Questa è una caratteristica predominante nella filmografia di Luigi Magni, un riferimento all’attuale raccontando il passato. Il primo riferimento lo si trova con “Nell’Anno del Signore” dove raccontando la storia di Targhini e Montanari, presenta il tentativo da parte della Carboneria di rovesciare il potere costituito, la stessa cosa tentata con la contestazione del 1968, anno in cui il maestro scrive il film.

Un riferimento ancora più preciso lo si trova ne “In nome del Papa Re” quando si accenna alla strage compiuta dagli zuavi pontifici al Lanificio Ajani in Trastevere dove venne sfigurata Giuditta Tavani Arquati e la conseguente rappresaglia di Monti e Tognetti con la bomba alla caserma Serristori a Borgo. Nient’altro quello che sarebbe successo sessantanove anni dopo a Via Rasella e alle Fosse Ardeatine.

Sul tema musicale de i titoli di testa de La Tosca, la notizia della sconfitta di Bonaparte dilaga con un passa parola che trasforma lo scambio di battute in un coro di frati e popolani diretti simbolicamente dal governatore di Roma e il ritornello “un ave, un pater e un gloria può far cambiar la Storia”, dopo la vittoria inaspettata dei francesi si ripete musicalmente identico ma con la piccola modifica nel testo “… non fa cambiar la storia”

La Tosca è il più particolare esempio di commistioni di generi diversi, in quanto la musica che integra i dialoghi, contamina lo stornello romano popolaresco con la strimpellata folk o con il ritmo innovativo del “beat” e le armonizzazioni tipiche del repertorio bandistico si dissolvono in accordi chiaramente ripresi dalla quinta sinfonia di Beethoven. Non sarà così per gli altri film di Magni dove la musica rispecchierà il periodo al quale si riferiscono i fatti e il liet motiv sarà costruito su una attenta rilettura degli inni e ritornelli tipici e connotativi di una precisa ambientazione storica.

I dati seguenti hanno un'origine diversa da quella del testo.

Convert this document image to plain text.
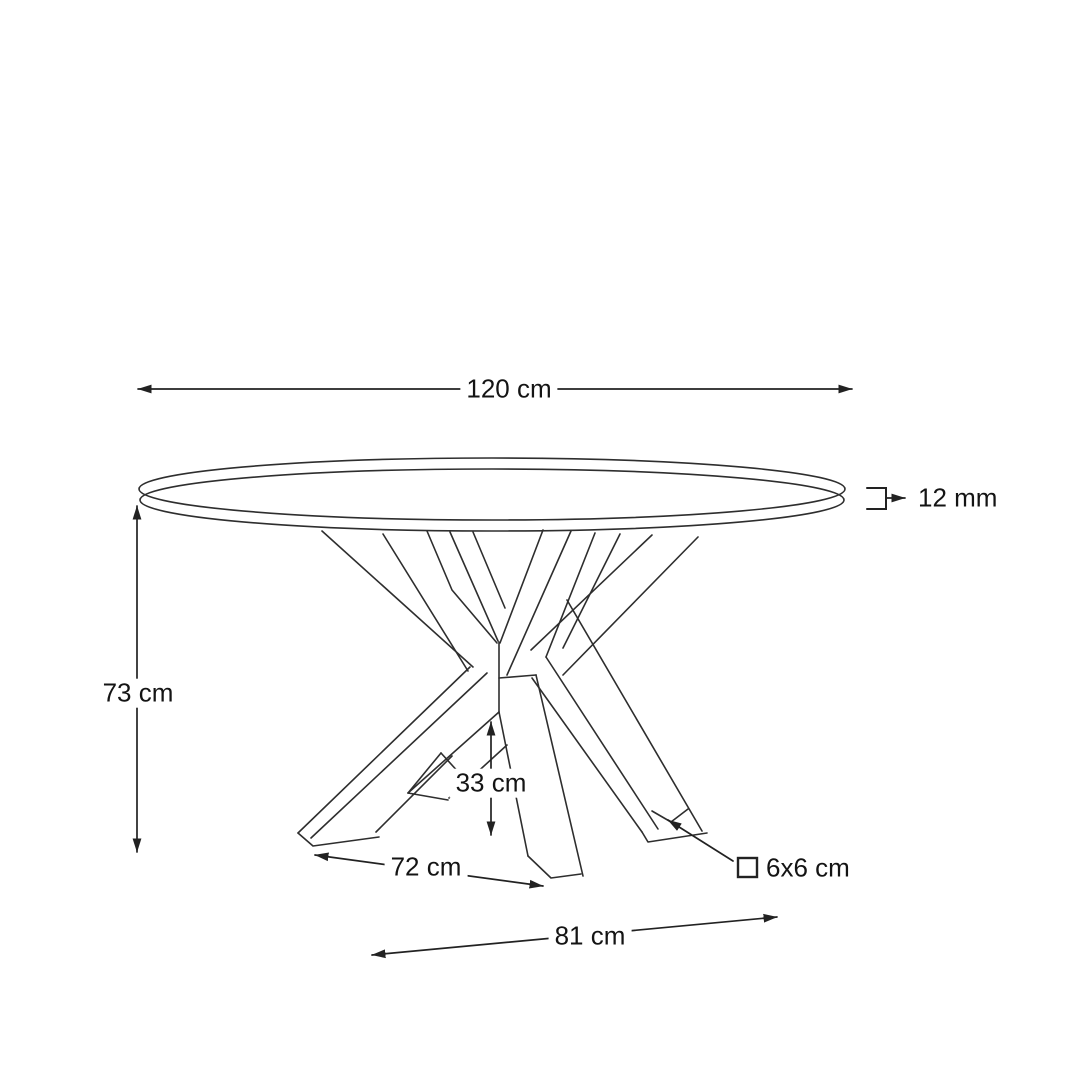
120 cm
12 mm
73 cm
33 cm
72 cm	6x6 cm
81 cm
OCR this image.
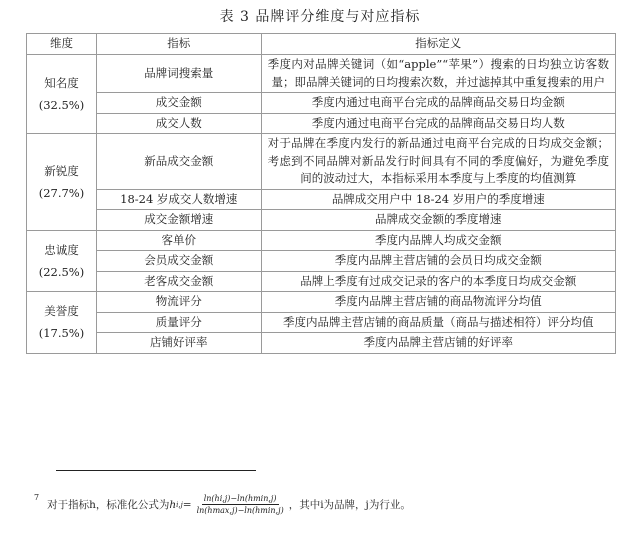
表 3 品牌评分维度与对应指标
维度	指标	指标定义

知名度
(32.5%)	品牌词搜索量	季度内对品牌关键词（如“apple”“苹果”）搜索的日均独立访客数量；即品牌关键词的日均搜索次数，并过滤掉其中重复搜索的用户
	成交金额	季度内通过电商平台完成的品牌商品交易日均金额
	成交人数	季度内通过电商平台完成的品牌商品交易日均人数

新锐度
(27.7%)	新品成交金额	对于品牌在季度内发行的新品通过电商平台完成的日均成交金额；考虑到不同品牌对新品发行时间具有不同的季度偏好，为避免季度间的波动过大，本指标采用本季度与上季度的均值测算
	18-24 岁成交人数增速	品牌成交用户中 18-24 岁用户的季度增速
	成交金额增速	品牌成交金额的季度增速

忠诚度
(22.5%)	客单价	季度内品牌人均成交金额
	会员成交金额	季度内品牌主营店铺的会员日均成交金额
	老客成交金额	品牌上季度有过成交记录的客户的本季度日均成交金额

美誉度
(17.5%)	物流评分	季度内品牌主营店铺的商品物流评分均值
	质量评分	季度内品牌主营店铺的商品质量（商品与描述相符）评分均值
	店铺好评率	季度内品牌主营店铺的好评率
7
对于指标h，标准化公式为 h $i,j = \frac{\ln(hi,j)-\ln(hmin,j)}{\ln(hmax,j)-\ln(hmin,j)}$ ，其中i为品牌，j为行业。
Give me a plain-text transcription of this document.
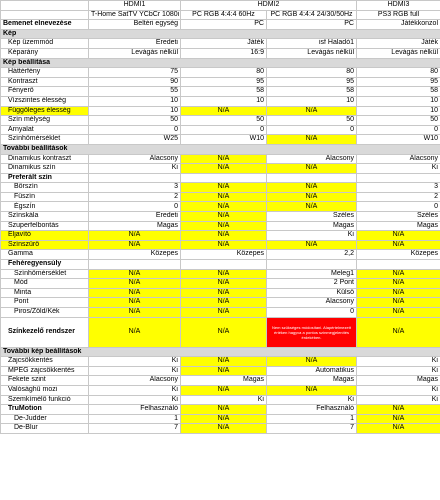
	HDMI1	HDMI2		HDMI3
	T-Home SatTV YCbCr 1080i	PC RGB 4:4:4 60Hz	PC RGB 4:4:4 24/30/50Hz	PS3 RGB full
Bemenet elnevezése	Beltéri egység	PC	PC	Játékkonzol
Kép				
Kép üzemmód	Eredeti	Játék	isf Haladó1	Játék
Képarány	Levágás nélkül	16:9	Levágás nélkül	Levágás nélkül
Kép beállítása				
Háttérfény	75	80	80	80
Kontraszt	90	95	95	95
Fényerő	55	58	58	58
Vízszintes élesség	10	10	10	10
Függőleges élesség	10	N/A	N/A	10
Szín mélység	50	50	50	50
Árnyalat	0	0	0	0
Színhőmérséklet	W25	W10	N/A	W10
További beállítások				
Dinamikus kontraszt	Alacsony	N/A	Alacsony	Alacsony
Dinamikus szín	Ki	N/A	N/A	Ki
Preferált szín				
Bőrszín	3	N/A	N/A	3
Fűszín	2	N/A	N/A	2
Égszín	0	N/A	N/A	0
Színskála	Eredeti	N/A	Széles	Széles
Szuperfelbontás	Magas	N/A	Magas	Magas
Éljavító	N/A	N/A	Ki	N/A
Színszűrő	N/A	N/A	N/A	N/A
Gamma	Közepes	Közepes	2,2	Közepes
Fehéregyensúly				
Színhőmérséklet	N/A	N/A	Meleg1	N/A
Mód	N/A	N/A	2 Pont	N/A
Minta	N/A	N/A	Külső	N/A
Pont	N/A	N/A	Alacsony	N/A
Piros/Zöld/Kék	N/A	N/A	0	N/A
Színkezelő rendszer	N/A	N/A	Nem szükséges módosítani. Alapértelmezett értéken hagyva a pontos színmegjelenítés érdekében.	N/A
További kép beállítások				
Zajcsökkentés	Ki	N/A	N/A	Ki
MPEG zajcsökkentés	Ki	N/A	Automatikus	Ki
Fekete szint	Alacsony	Magas	Magas	Magas
Valósághű mozi	Ki	N/A	N/A	Ki
Szemkímélő funkció	Ki	Ki	Ki	Ki
TruMotion	Felhasználó	N/A	Felhasználó	N/A
De-Judder	1	N/A	1	N/A
De-Blur	7	N/A	7	N/A
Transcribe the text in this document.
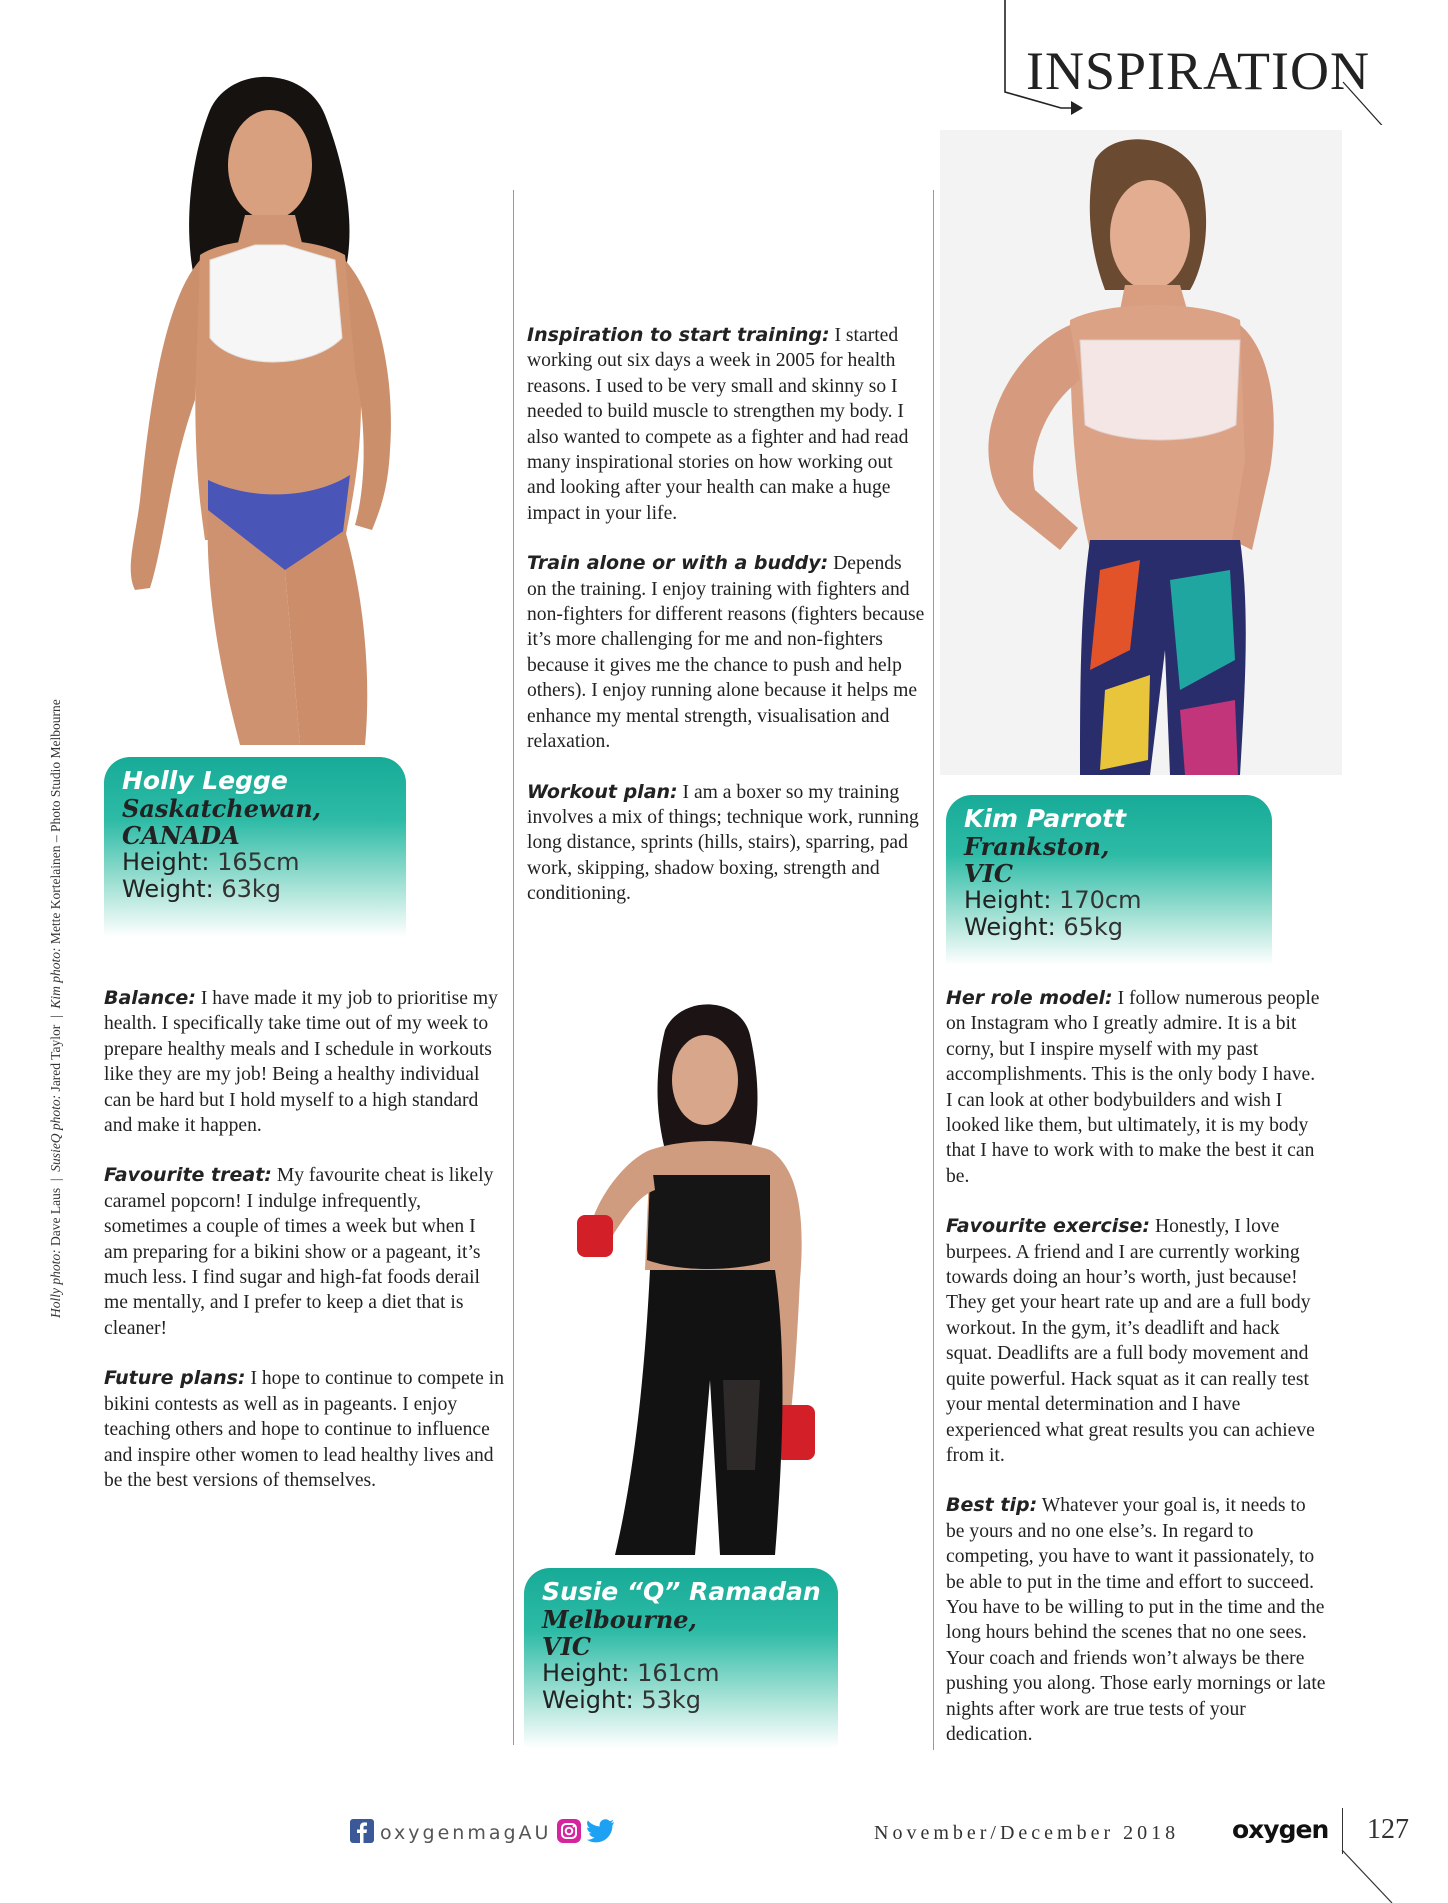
INSPIRATION
Holly photo: Dave Laus  |  SusieQ photo: Jared Taylor  |  Kim photo: Mette Kortelainen – Photo Studio Melbourne Holly Legge
Saskatchewan,
CANADA
Height: 165cm
Weight: 63kg
Susie “Q” Ramadan
Melbourne,
VIC
Height: 161cm
Weight: 53kg
Kim Parrott
Frankston,
VIC
Height: 170cm
Weight: 65kg

Balance: I have made it my job to prioritise my health. I specifically take time out of my week to prepare healthy meals and I schedule in workouts like they are my job! Being a healthy individual can be hard but I hold myself to a high standard and make it happen.

Favourite treat: My favourite cheat is likely caramel popcorn! I indulge infrequently, sometimes a couple of times a week but when I am preparing for a bikini show or a pageant, it’s much less. I find sugar and high-fat foods derail me mentally, and I prefer to keep a diet that is cleaner!

Future plans: I hope to continue to compete in bikini contests as well as in pageants. I enjoy teaching others and hope to continue to influence and inspire other women to lead healthy lives and be the best versions of themselves.

Inspiration to start training: I started working out six days a week in 2005 for health reasons. I used to be very small and skinny so I needed to build muscle to strengthen my body. I also wanted to compete as a fighter and had read many inspirational stories on how working out and looking after your health can make a huge impact in your life.

Train alone or with a buddy: Depends on the training. I enjoy training with fighters and non-fighters for different reasons (fighters because it’s more challenging for me and non-fighters because it gives me the chance to push and help others). I enjoy running alone because it helps me enhance my mental strength, visualisation and relaxation.

Workout plan: I am a boxer so my training involves a mix of things; technique work, running long distance, sprints (hills, stairs), sparring, pad work, skipping, shadow boxing, strength and conditioning.

Her role model: I follow numerous people on Instagram who I greatly admire. It is a bit corny, but I inspire myself with my past accomplishments. This is the only body I have. I can look at other bodybuilders and wish I looked like them, but ultimately, it is my body that I have to work with to make the best it can be.

Favourite exercise: Honestly, I love burpees. A friend and I are currently working towards doing an hour’s worth, just because! They get your heart rate up and are a full body workout. In the gym, it’s deadlift and hack squat. Deadlifts are a full body movement and quite powerful. Hack squat as it can really test your mental determination and I have experienced what great results you can achieve from it.

Best tip: Whatever your goal is, it needs to be yours and no one else’s. In regard to competing, you have to want it passionately, to be able to put in the time and effort to succeed. You have to be willing to put in the time and the long hours behind the scenes that no one sees. Your coach and friends won’t always be there pushing you along. Those early mornings or late nights after work are true tests of your dedication.

oxygenmagAU	November/December 2018 oxygen 127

Cristina, al piano forte suona e canta una marcetta musicalmente del tutto simile, agli inni risorgimentali, gli accordi tenebrosi di “In nome del Papa Re” ricordano i crescendi dell’inconfondibile enfasi verdiana e gli stornelli popolari di Cavaradossi sono la riarmonizzazione dei già ricordati “fiori” della tradizione romana.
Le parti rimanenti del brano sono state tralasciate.